Salvador se paseaba por la sala agitado; mortificaba su barba rubia con
una mano implacable, y sus espuelas levantaban en la estancia
silenciosa un belicoso acento metálico.

Moría la tarde en la cerrazón sombría del cielo, y don Manuel tendía
hacia el joven una mirada ansiosa.
Viéndole tan dudoso y alterado, díjole, al fin, con tono de dolido
reproche:
--¡Si no quieres, Salvador, yo no te obligo!...
Él se volvió hacia el enfermo; estaba pálido y tenía la voz angustiosa.
--¿No querer yo servirle a usted? Es que me aterra el temor de no saber
hacerlo; de no poder, de no ser digno de esta ciega confianza con que
usted me abruma.
--Si no es más que eso....
Y don Manuel, alzándose del sillón, estrechó al muchacho en un abrazo
ardiente, y teniéndole así, preso y acariciado, dijo con solemnidad:
--Doy por recibido tu juramento, y le pongo este sello de nuestro
cariño.
Quiso salvador confirmar: yo juro; pero el de Luzmela le tapó la boca
con su descarnada mano.
--Está jurado, hijo mío; ven y siéntate otra vez a mi lado; no me
sostienen las piernas.
Se sentaron.
Comenzó don Manuel a hablar animadamente con la voz impregnada
de emoción y de dulzura.
Salvador le atendía en silencio, sin dejar de mesarse la barba
febrilmente; y en esto se oyeron en el pasillo unas palabras recias y
unos pasos sonoros.
--Son el cura y el maestro--dijo don Manuel contrariado.

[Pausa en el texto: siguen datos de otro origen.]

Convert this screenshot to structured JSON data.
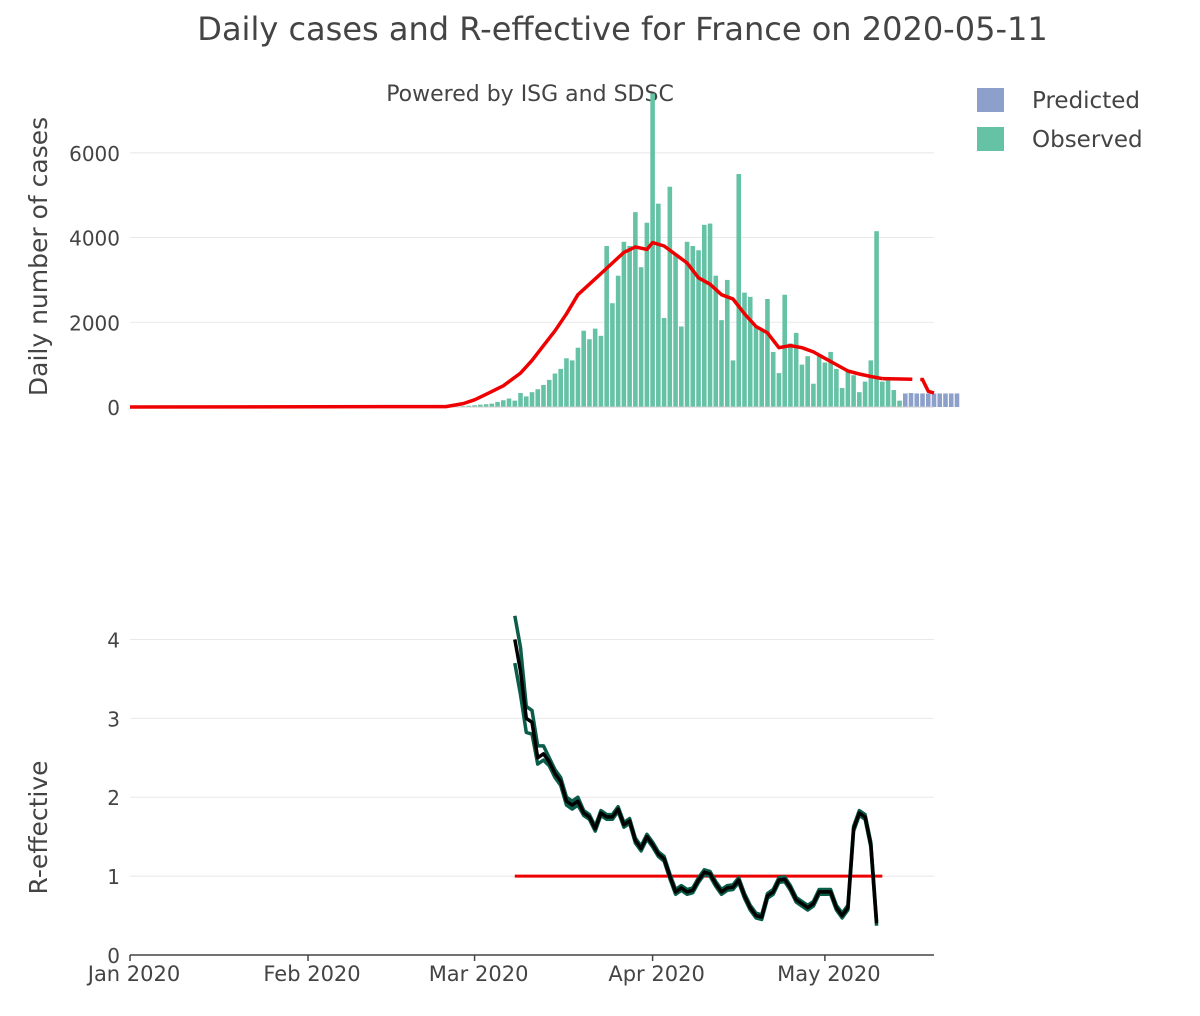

--Entonces me voy, con su permiso; aun no hice hoy la visita en
Luzmela, y está cayendo la noche. ¿Cuándo quiere usted que vuelva?
Ya habían anunciado a don Juan y a don Pedro, cuando don Manuel
respondió:
--Ven mañana temprano; te espero en mi despacho a las nueve, y te
quedarás a comer.
Los dos hombres se estrecharon las manos fervorosamente, y Salvador
hizo un breve saludo a los recién llegados.

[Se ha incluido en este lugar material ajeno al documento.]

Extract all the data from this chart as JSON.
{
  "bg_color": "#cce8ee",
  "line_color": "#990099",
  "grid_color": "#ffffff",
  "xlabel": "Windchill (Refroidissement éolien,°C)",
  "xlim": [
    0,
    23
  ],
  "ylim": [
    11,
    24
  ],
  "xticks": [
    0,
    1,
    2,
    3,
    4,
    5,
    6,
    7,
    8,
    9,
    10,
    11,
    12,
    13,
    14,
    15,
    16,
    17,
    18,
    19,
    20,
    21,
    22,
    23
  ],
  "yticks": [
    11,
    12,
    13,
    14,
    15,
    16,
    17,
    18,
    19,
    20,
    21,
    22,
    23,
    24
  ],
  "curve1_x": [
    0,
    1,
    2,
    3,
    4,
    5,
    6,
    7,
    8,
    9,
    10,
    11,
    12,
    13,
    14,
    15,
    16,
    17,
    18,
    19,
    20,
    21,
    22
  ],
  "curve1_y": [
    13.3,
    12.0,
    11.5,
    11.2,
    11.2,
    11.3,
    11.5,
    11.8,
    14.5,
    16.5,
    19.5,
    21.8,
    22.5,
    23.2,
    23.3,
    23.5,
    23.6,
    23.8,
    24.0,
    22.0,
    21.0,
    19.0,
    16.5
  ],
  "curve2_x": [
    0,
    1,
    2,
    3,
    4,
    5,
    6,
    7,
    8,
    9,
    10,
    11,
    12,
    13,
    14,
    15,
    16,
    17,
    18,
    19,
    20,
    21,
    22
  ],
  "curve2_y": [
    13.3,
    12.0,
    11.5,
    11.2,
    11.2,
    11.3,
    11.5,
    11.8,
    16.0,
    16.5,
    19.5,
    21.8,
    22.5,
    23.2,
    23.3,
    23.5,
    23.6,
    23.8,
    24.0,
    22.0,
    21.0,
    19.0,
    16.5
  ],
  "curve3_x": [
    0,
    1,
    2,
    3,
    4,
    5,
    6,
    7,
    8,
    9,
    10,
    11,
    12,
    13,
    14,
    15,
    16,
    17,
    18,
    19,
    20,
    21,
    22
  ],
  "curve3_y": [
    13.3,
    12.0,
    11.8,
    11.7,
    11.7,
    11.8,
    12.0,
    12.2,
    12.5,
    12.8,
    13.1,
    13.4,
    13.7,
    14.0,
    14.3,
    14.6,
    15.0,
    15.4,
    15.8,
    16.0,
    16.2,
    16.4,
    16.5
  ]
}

Salió. En la meseta amplia de la monumental escalera encontró a
Carmencita: estaba apoyada en la maciza reja del ventanal, y miraba al
cielo o al campo ensimismada.
Al sentir las espuelas de Salvador en la escalera, se volvió hacia él
sonriendo, y observándole muy atenta, preguntó:
--¿Le mandaste al padrino alguna medicina?

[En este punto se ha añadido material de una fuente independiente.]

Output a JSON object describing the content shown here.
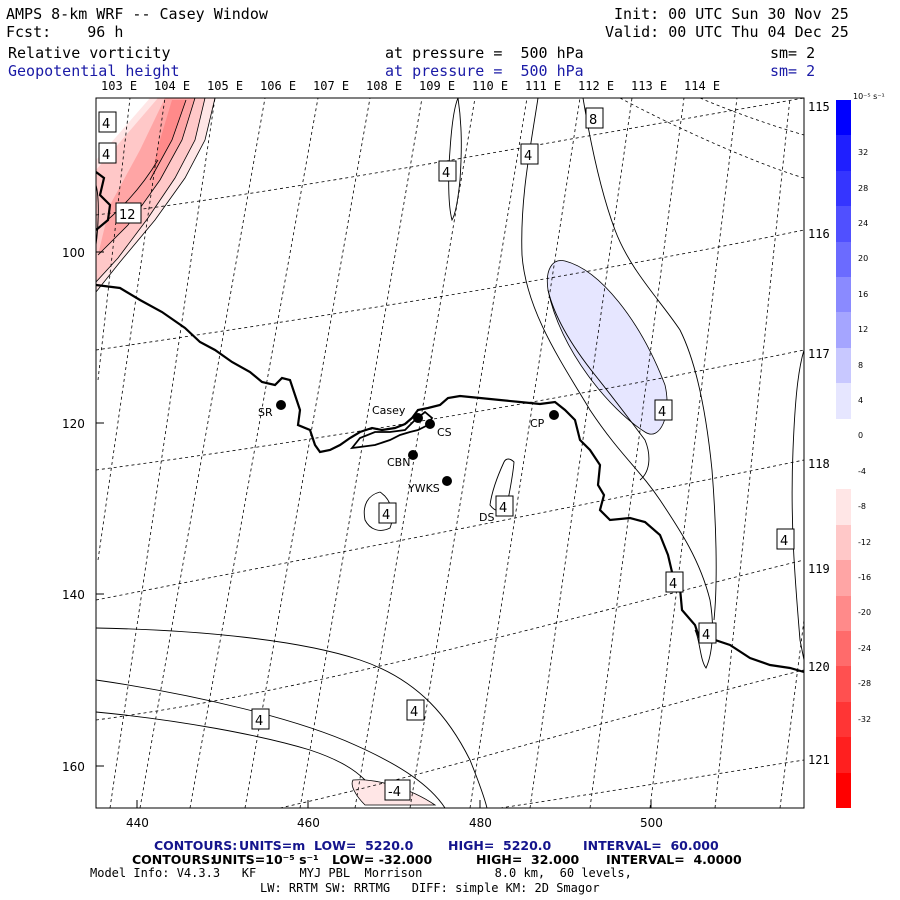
{
  "header": {
    "title": "AMPS 8-km WRF -- Casey Window",
    "fcst": "Fcst:    96 h",
    "init": "Init: 00 UTC Sun 30 Nov 25",
    "valid": "Valid: 00 UTC Thu 04 Dec 25",
    "field1_name": "Relative vorticity",
    "field1_level": "at pressure =  500 hPa",
    "field1_sm": "sm= 2",
    "field2_name": "Geopotential height",
    "field2_level": "at pressure =  500 hPa",
    "field2_sm": "sm= 2"
  },
  "map": {
    "lon_top_labels": [
      "103 E",
      "104 E",
      "105 E",
      "106 E",
      "107 E",
      "108 E",
      "109 E",
      "110 E",
      "111 E",
      "112 E",
      "113 E",
      "114 E"
    ],
    "lon_right_labels": [
      "115 E",
      "116 E",
      "117 E",
      "118 E",
      "119 E",
      "120 E",
      "121 E"
    ],
    "y_ticks": [
      "100",
      "120",
      "140",
      "160"
    ],
    "x_ticks": [
      "440",
      "460",
      "480",
      "500"
    ],
    "stations": [
      {
        "id": "SR"
      },
      {
        "id": "Casey"
      },
      {
        "id": "CS"
      },
      {
        "id": "CP"
      },
      {
        "id": "CBN"
      },
      {
        "id": "YWKS"
      },
      {
        "id": "DS"
      }
    ],
    "contour_labels": [
      "4",
      "4",
      "4",
      "4",
      "12",
      "8",
      "4",
      "4",
      "4",
      "4",
      "4",
      "4",
      "4",
      "-4"
    ]
  },
  "colorbar": {
    "unit": "10⁻⁵ s⁻¹",
    "levels": [
      "32",
      "28",
      "24",
      "20",
      "16",
      "12",
      "8",
      "4",
      "0",
      "-4",
      "-8",
      "-12",
      "-16",
      "-20",
      "-24",
      "-28",
      "-32"
    ],
    "colors": [
      "#0000ff",
      "#1f1fff",
      "#3535ff",
      "#5050ff",
      "#6b6bff",
      "#8a8aff",
      "#a5a5ff",
      "#c8c8ff",
      "#e6e6ff",
      "#ffffff",
      "#ffffff",
      "#ffe6e6",
      "#ffc8c8",
      "#ffa5a5",
      "#ff8a8a",
      "#ff6b6b",
      "#ff5050",
      "#ff3535",
      "#ff1f1f",
      "#ff0000"
    ]
  },
  "footer": {
    "contours1_label": "CONTOURS:",
    "contours1_units": "UNITS=m",
    "contours1_low": "LOW=  5220.0",
    "contours1_high": "HIGH=  5220.0",
    "contours1_interval": "INTERVAL=  60.000",
    "contours2_label": "CONTOURS:",
    "contours2_units": "UNITS=10⁻⁵ s⁻¹",
    "contours2_low": "LOW= -32.000",
    "contours2_high": "HIGH=  32.000",
    "contours2_interval": "INTERVAL=  4.0000",
    "model_info": "Model Info: V4.3.3   KF      MYJ PBL  Morrison          8.0 km,  60 levels,",
    "model_info2": "LW: RRTM SW: RRTMG   DIFF: simple KM: 2D Smagor"
  }
}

Bajaba el mozo embargado de emociones. La dulce voz de la niña le
hizo estremecer. Contemplóla con un respeto y una sumisión que no le
había inspirado jamás, y apremiado por su mirada interrogadora,
replicó:
--Está muy bien el padrino, querida.
Ella le tendió la frente esperando un beso, y el pobre muchacho se
inclinó y le besó la mano con noble acatamiento.
Quedóse algo asombrada Carmencita de la actitud turbada del que
llamaba su hermano; apoyándose en la reja oía cómo se alejaba el
caballo de Salvador y pensaba:
--¡Es que está malo, de verdad, el padrino!

III
Habían colocado una lámpara sobre la mesa, y don Juan y don Pedro se
pusieron a mirar al de Luzmela. Parecía más hundido en el sillón que
otras veces y como si los ojos se le hubiesen agrandado.
Sirvieron en seguida el chocolate humeante y espumoso, y mientras
don Manuel lo tomaba a sorbos, con esfuerzo, el cura y el maestro lo
saboreaban con deleite, mojando en los delicados pocillos hasta el
último bizcocho y la última rebanada de pan rustrido.
Se había iniciado una trivial conversación, rota a cada bocado de pan o
de bizcocho, hasta que retiradas las bandejas de encima del tapete, el
criado presentó otra grande, de plata, con la correspondencia.